The restaurant is owned by Emily DeBonis, 31, who lived in London for a year, traveled on the continent, and saw many fast-casual restaurants offering hummus. She made up the name Tahaza, which is meant to sound like tahini. Everything at the place is compostable (food, packaging, bowls, lids, cutlery, napkins), and picked up by Bootstrap Compost. Your job is to stand at the counter that explains what goes where and figure it out (good luck!).
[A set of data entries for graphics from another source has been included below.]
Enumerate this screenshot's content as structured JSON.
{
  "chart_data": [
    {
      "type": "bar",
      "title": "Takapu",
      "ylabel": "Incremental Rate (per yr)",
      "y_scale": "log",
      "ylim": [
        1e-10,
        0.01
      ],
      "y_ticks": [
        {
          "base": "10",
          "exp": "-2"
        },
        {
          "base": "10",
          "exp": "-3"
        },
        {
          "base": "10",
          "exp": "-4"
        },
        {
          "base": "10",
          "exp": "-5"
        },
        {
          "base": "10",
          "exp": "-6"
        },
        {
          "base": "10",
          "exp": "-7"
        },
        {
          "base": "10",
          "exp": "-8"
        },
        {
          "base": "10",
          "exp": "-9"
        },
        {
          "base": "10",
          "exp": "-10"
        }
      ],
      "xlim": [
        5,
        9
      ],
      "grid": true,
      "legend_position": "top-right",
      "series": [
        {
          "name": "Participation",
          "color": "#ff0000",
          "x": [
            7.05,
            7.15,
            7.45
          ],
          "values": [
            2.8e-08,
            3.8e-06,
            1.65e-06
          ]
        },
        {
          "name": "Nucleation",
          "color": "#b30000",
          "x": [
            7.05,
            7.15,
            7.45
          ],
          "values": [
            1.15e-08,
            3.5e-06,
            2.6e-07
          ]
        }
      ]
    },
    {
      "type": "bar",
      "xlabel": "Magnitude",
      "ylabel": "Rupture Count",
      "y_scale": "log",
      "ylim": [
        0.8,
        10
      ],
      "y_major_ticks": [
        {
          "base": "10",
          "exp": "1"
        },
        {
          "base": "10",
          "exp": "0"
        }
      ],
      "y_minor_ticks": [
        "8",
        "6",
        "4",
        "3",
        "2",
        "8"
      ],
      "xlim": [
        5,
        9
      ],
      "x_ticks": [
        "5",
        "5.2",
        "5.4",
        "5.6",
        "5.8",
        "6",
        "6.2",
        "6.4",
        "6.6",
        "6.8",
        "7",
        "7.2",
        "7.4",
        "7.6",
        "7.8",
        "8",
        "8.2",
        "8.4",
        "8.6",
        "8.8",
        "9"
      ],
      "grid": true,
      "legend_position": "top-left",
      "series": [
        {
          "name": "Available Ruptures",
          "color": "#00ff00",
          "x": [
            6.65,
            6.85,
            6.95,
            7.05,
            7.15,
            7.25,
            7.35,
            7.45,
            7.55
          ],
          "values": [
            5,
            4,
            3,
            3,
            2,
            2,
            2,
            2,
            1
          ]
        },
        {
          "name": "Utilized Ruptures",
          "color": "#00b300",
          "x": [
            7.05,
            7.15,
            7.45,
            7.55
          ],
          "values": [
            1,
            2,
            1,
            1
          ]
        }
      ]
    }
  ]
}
One Canal Park is a building on First Street near the Sears end of the Galleria, so you can buy a dishwasher and get an inexpensive, healthy meal all in the same block. Bring the family. Even fussy customers get to choose exactly what they like.

TAHAZA HUMMUS KITCHEN

One Canal Park, Cambridge,

857-259-6960, www.tahaza.com. Wheelchair accessible.

All major credit cards.

Prices Bowls $8.75-$9.25. Hummus to-go $3. Pita, pita chips, carrots $1.

Hours Mon-Sat 11 a.m.-9 p.m.

Liquor None

What to order Original hummus, beet hummus, red pepper hummus, brown rice, lamb with chickpeas, shredded chicken, cumin carrots, lemon-mint dressing, spicy harissa dressing.